The Classic case of classics

Penguin Classics' creative editor and an author Henry Eliot reveals what classic literature entails and what's in store for the future.

By :  Shalkie
Update: 2019-01-01 18:37 GMT
Penguin Classics

It’s easy to lose oneself in the 4000-year-old labyrinth of literature. While traversing through the Western canon of literature is itself not an easy ride, the expanding list of literary works from the languages and cultures afar, has changed the landscape of classic literature. Moreover, in the times when publishing houses are neck-in-neck to produce best-sellers, it is no doubt that privy to commercialisation and the carefree handling of the word ‘classic’, have made it rather challenging for new readers to distinguish between a truly noteworthy piece of literature and the modern one-time-read crass.

For Henry Eliot, the Creative Editor of Penguin Classics –the beloved imprint of the classic literature across the world, the classics can be ascertained if they have a combination of literary quality, historical significance and enduring reputation. After months of careful illumination on the three factors, Henry has published his third book Penguin Classics that in the process of recording vivacious publishing history of the imprint also traces and catalogues the classics right from Mesopotamian epic poem The Epic of Gilgamesh to the World War I Robert Graves’ autobiography Goodbye to All That.

The book which boasts of 500 authors and 1200 books is a testament that the publishing house has come a long way since publishing its first classic book Homer’s ancient Greek epic The Odyssey in 1946. Talking about the ever-growing list and the need for the redefinition of classics, Henry says, “The part of the reason why it has gone so big and will continue to be so big, is that definition of a classic has expanded. It used to be quite a Western focused traditional canon, and as readers and publishers, we are broadening our horizons and looking for more literature written by women and cultures which weren’t necessarily studied.” Now they are in the process of adding the 14th century Ethiopian classic Kebra Nagast and have already commissioned a translation of the Vietnamese epic poem called The Song of Kieu.

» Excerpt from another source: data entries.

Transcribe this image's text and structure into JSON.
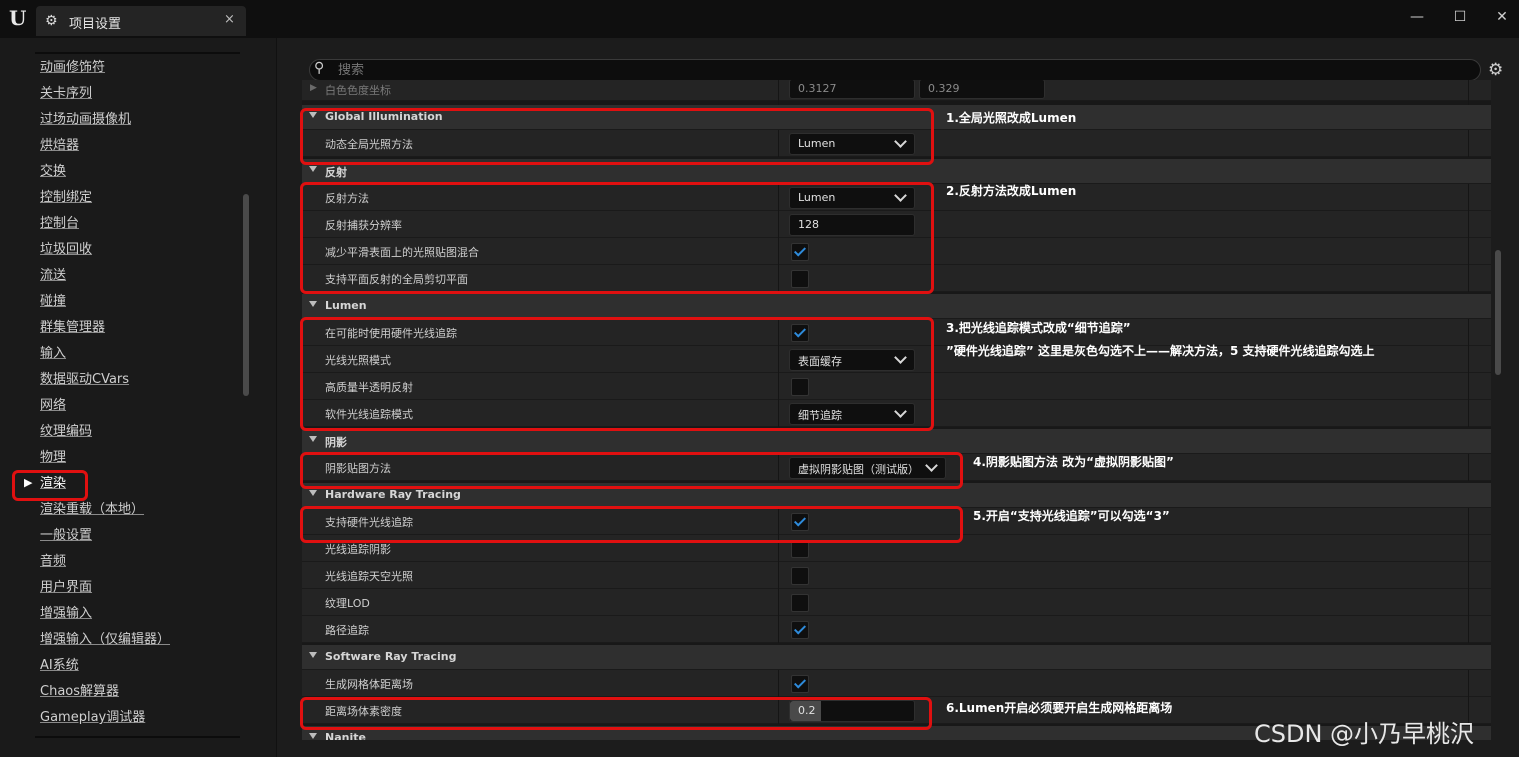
{
  "window": {
    "tab_title": "项目设置",
    "close_glyph": "×",
    "minimize_glyph": "—",
    "maximize_glyph": "☐",
    "close_window_glyph": "✕",
    "logo_text": "U"
  },
  "sidebar": {
    "items": [
      {
        "label": "动画修饰符"
      },
      {
        "label": "关卡序列"
      },
      {
        "label": "过场动画摄像机"
      },
      {
        "label": "烘焙器"
      },
      {
        "label": "交换"
      },
      {
        "label": "控制绑定"
      },
      {
        "label": "控制台"
      },
      {
        "label": "垃圾回收"
      },
      {
        "label": "流送"
      },
      {
        "label": "碰撞"
      },
      {
        "label": "群集管理器"
      },
      {
        "label": "输入"
      },
      {
        "label": "数据驱动CVars"
      },
      {
        "label": "网络"
      },
      {
        "label": "纹理编码"
      },
      {
        "label": "物理"
      },
      {
        "label": "渲染"
      },
      {
        "label": "渲染重载（本地）"
      },
      {
        "label": "一般设置"
      },
      {
        "label": "音频"
      },
      {
        "label": "用户界面"
      },
      {
        "label": "增强输入"
      },
      {
        "label": "增强输入（仅编辑器）"
      },
      {
        "label": "AI系统"
      },
      {
        "label": "Chaos解算器"
      },
      {
        "label": "Gameplay调试器"
      }
    ],
    "active_item": "渲染"
  },
  "search": {
    "placeholder": "搜索"
  },
  "partial_row": {
    "label": "白色色度坐标",
    "value1": "0.3127",
    "value2": "0.329"
  },
  "sections": {
    "gi": {
      "title": "Global Illumination",
      "dgi_label": "动态全局光照方法",
      "dgi_value": "Lumen"
    },
    "reflection": {
      "title": "反射",
      "method_label": "反射方法",
      "method_value": "Lumen",
      "capture_label": "反射捕获分辨率",
      "capture_value": "128",
      "reduce_label": "减少平滑表面上的光照贴图混合",
      "reduce_checked": true,
      "planar_label": "支持平面反射的全局剪切平面",
      "planar_checked": false
    },
    "lumen": {
      "title": "Lumen",
      "hw_label": "在可能时使用硬件光线追踪",
      "hw_checked": true,
      "mode_label": "光线光照模式",
      "mode_value": "表面缓存",
      "hq_label": "高质量半透明反射",
      "hq_checked": false,
      "sw_label": "软件光线追踪模式",
      "sw_value": "细节追踪"
    },
    "shadow": {
      "title": "阴影",
      "method_label": "阴影贴图方法",
      "method_value": "虚拟阴影贴图（测试版）"
    },
    "hwrt": {
      "title": "Hardware Ray Tracing",
      "support_label": "支持硬件光线追踪",
      "support_checked": true,
      "shadow_label": "光线追踪阴影",
      "shadow_checked": false,
      "sky_label": "光线追踪天空光照",
      "sky_checked": false,
      "lod_label": "纹理LOD",
      "lod_checked": false,
      "path_label": "路径追踪",
      "path_checked": true
    },
    "swrt": {
      "title": "Software Ray Tracing",
      "df_label": "生成网格体距离场",
      "df_checked": true,
      "density_label": "距离场体素密度",
      "density_value": "0.2",
      "density_fill": 0.25
    },
    "nanite": {
      "title": "Nanite"
    }
  },
  "annotations": {
    "a1": "1.全局光照改成Lumen",
    "a2": "2.反射方法改成Lumen",
    "a3_line1": "3.把光线追踪模式改成“细节追踪”",
    "a3_line2": "”硬件光线追踪” 这里是灰色勾选不上——解决方法，5 支持硬件光线追踪勾选上",
    "a4": "4.阴影贴图方法 改为“虚拟阴影贴图”",
    "a5": "5.开启“支持光线追踪”可以勾选“3”",
    "a6": "6.Lumen开启必须要开启生成网格距离场"
  },
  "watermark": "CSDN @小乃早桃沢",
  "colors": {
    "annotation_box": "#e01010",
    "checkbox_check": "#2e8bdb",
    "panel_bg": "#242424",
    "category_bg": "#2f2f2f"
  }
}
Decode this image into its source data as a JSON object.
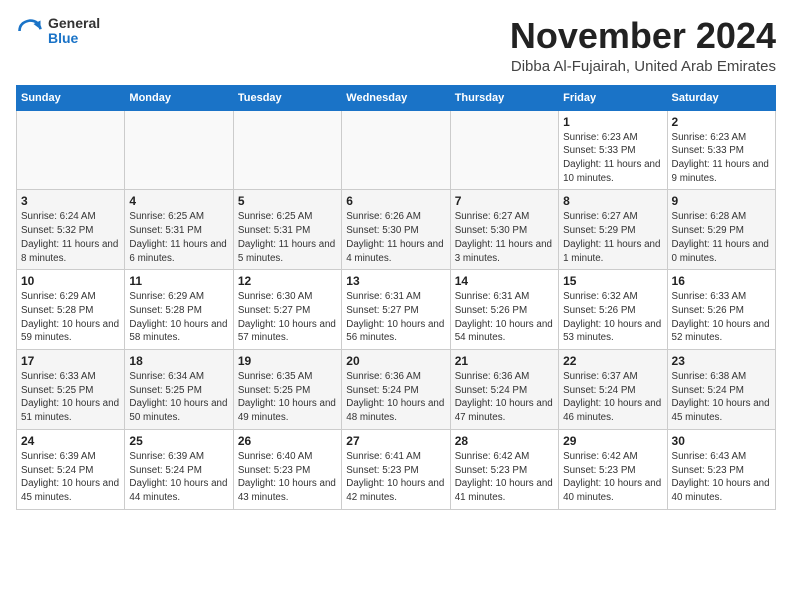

 Contrary to the expectations of a hefty and cumbersome record of literary history, as most of the references unusually are, the book engagingly hooks the readers with its interesting stories, author biographies, book summaries, literary connections, illustrations of cover designs and recommendations. “The person that I was trying to while writing this book, I guess myself at the age of around 14 and 15, someone who is just starting to read the classics. And so, the tone I was trying to take was always of the one of enthusiasm, and trying to interest them into what’s interesting, unusual, and humorous about this book,” says Henry.

The connoisseur of classics channels his boyish charm when he reveals that it was hardest for him to write about the books he loves. “I almost felt guilty about the Jane Austen spread because I love Jane Austen, I kept writing and re-writing. William Blake was another one, it was so hard to sum it up in few words,” complains Henry. Ask him what were the most interesting snippets, and he narrates an absolute erratic life history of Jam Potocki, the writer of a Polish novel The Manuscript Found in Saragossa. “He was this Polish aristocrat who travelled around the world; was a great adventurer; was the first aeronaut in Poland who flew in a hot balloon before anyone else did, and he was quite eccentric. During the end of his life, he somehow became convinced that he is a werewolf, and so terrified about what he might do, he ended up taking his own life by shooting himself from a silver bullet made from the knob of his favourite sugar bowl!” regales the author. The others include a snippet about Tibetan Buddhists
’ who drank so much nettle tea that their skin went green; and one about at a writer who used to tie the fingers of his enemies into his hair as a reminder that they were dead. “And this is what I mean to find the hook, with every writer I just kept digging, until I found something unusual. The idea was basically to give people, literally something to gather their arms and literally hold the list in their two hands. They are not going to read every book in their lifetime; but at least they should get a sense that it’s not impossible, not unmanageable, it’s big, but it’s finite,” concludes Henry.